I recently repaired this english verge watch which I believe was made in 1820. Like most watches of its age it had a laundry list of problems:
The repair is detailed below:
The hardest part of the repair was making a new click. The worn click was no more than 2mm long in any dimension and made of 0.5mm thick spring steel with a 0.55mm pin protruding from one side. I started with a small piece of 0.6mm spring steel which I drilled a 0.5mm hole in.
After shaping the part I enlarged the hole with a broach until a taper pin in it was a good sliding fit with the hole in the fusee.
I filed the pin flush and polished the faces of the teeth with a very fine oilstone. Here is the new click installed with my thumbnail for scale.
One half of the broken hinge pin was easy to drive out with a punch but the other half was stuck fast so I dissolved it in alum. I made a replacement pin from short length of spring steel wire shaped into a taper using a file.

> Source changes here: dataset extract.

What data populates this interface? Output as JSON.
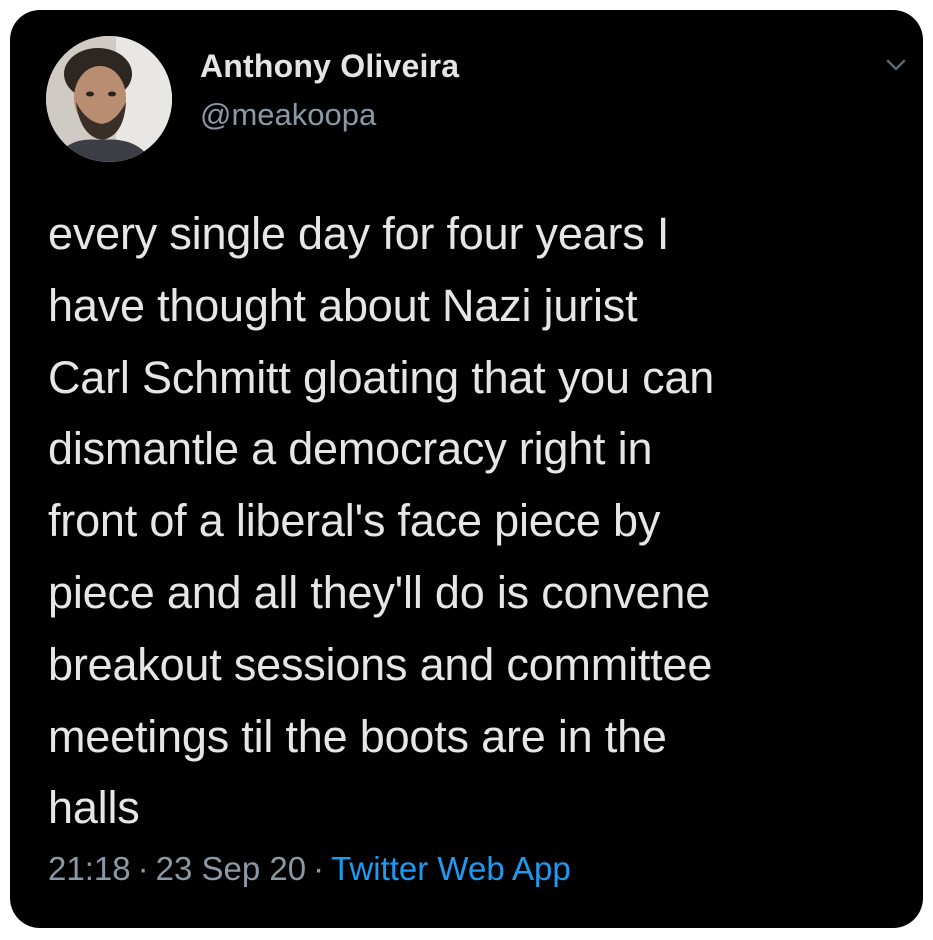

Everything else was pretty standard watch overhauling and is not that interesting. I have attached a picture of the hairspring before being straightened out just to show how bad it was; it took several hours to get into a useable shape. It is beyond me why anyone would leave the balance cock rattling around in a watch.
The watch now runs although it is currently gaining 10min/hr, probably due to wear on the crown wheel and palates. It could be made to run more accurately but it would require more alteration than I would like to make to a 200 year old watch.